IMAGE/Space Daily/Duck Duck Go

Consumer-facing neurotechnology could make computers more accessible — and pose a new kind of threat to data privacy.

The past few decades of neuroscience research have produced a wide array of technologies capable of measuring human brain activity. Functional magnetic resonance imaging, implanted electrode systems, and electroencephalograms, or EEGs, among other techniques, have helped researchers better understand how our brains respond to and control our bodies’ interactions with the world around us.

Now some of these technologies — most notably, EEG — have broken out of the lab and into the consumer market. The earliest of these consumer-facing neurotechnology devices, relatively simple systems that measured electrical signals conducted across the skull and scalp, were marketed mostly as focus trainers or meditation aids to so-called “biohackers” seeking to better themselves through technology. However, tech industry giants have lately taken notice, and they are exploring inventive new ways to make use of the inner electrical conversations in our brains.
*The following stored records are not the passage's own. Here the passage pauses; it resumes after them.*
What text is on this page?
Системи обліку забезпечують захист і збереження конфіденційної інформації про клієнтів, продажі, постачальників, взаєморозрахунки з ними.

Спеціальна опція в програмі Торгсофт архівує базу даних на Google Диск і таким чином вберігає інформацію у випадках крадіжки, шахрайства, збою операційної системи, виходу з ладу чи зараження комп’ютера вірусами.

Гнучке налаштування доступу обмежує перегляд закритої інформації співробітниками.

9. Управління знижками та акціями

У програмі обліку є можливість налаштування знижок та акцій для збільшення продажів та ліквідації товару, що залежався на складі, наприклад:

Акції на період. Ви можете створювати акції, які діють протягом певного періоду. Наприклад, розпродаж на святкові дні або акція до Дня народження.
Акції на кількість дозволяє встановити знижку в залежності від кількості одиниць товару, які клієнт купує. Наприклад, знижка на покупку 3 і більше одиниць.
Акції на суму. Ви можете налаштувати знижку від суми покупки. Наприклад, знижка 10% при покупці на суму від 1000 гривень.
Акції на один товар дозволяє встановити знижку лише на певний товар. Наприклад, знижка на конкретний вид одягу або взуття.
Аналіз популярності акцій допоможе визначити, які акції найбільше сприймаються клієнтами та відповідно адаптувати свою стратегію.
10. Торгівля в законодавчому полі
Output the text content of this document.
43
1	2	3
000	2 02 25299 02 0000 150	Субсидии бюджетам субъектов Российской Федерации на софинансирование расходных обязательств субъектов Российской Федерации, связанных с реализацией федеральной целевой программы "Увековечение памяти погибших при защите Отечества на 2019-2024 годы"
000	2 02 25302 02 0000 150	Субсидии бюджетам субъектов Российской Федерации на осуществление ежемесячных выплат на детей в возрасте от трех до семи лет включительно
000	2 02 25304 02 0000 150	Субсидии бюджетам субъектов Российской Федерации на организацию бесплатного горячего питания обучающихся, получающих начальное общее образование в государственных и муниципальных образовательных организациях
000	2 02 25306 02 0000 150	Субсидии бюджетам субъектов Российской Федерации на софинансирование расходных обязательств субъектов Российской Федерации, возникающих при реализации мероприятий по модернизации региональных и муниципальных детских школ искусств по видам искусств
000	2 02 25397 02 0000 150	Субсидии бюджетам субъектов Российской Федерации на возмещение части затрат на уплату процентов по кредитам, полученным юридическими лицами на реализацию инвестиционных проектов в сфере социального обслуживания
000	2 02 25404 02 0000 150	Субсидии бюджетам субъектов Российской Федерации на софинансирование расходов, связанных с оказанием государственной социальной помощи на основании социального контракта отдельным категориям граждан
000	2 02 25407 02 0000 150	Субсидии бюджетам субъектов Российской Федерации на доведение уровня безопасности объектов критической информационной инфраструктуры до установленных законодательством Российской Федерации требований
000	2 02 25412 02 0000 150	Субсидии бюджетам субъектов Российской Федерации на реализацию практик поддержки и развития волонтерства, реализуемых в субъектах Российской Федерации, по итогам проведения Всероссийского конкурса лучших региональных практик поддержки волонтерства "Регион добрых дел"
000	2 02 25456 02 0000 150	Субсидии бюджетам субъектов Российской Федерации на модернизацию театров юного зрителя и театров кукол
In 2019, Meta, then still known as Facebook, paid nearly $1 billion to purchase CTRL-Labs, a startup whose flagship product was a wristband that detects neuromotor signals, allowing the wearer to manipulate a computer system using a range of forearm, hand, and finger movements. Last year, Snap, the parent company managing Snapchat, spent an undisclosed sum to acquire NextMind, whose headset uses EEG technology to let a user “push a virtual button simply by focusing on it.” Even Valve, the video game publisher that manages the massive Steam video game store, has partnered with brain-computer interface developer OpenBCI, with an eye toward integrating brain-computer interfaces into virtual reality headsets.

The promise of these systems is to give users a new, potentially more widely accessible way to control computers — an alternative to standard interfaces such as mouses, handheld controllers, and touchscreens. What is sure to appeal to tech industry behemoths, however, are the troves of real-time data that these devices collect about a person’s neuronal activity. This latest revolution in neurotech could conceivably yield a windfall for companies like Meta and Snap, which have built their business models around data-driven advertising. For the average consumer, however, it may portend a new kind of threat to data privacy — one that regulators seem woefully unprepared to corral.

Companies like Meta and Snap make substantial profits by collecting data on users’ web activity, using those data to identify highly specific target demographics for advertising clients, and selling access to user information to third-party businesses and researchers. A key tenet of this model is the idea that, with enough information about individuals and their habits, developers can divine, with fine-tooth specificity, how a certain person will respond to certain advertisements. To that end, companies might use feedback surveys to try to determine whether or not an ad was successful, or track people’s online interactions with ads through measures such as clickthrough rates or the time a person spends hovering their mouse pointer over a given image or video.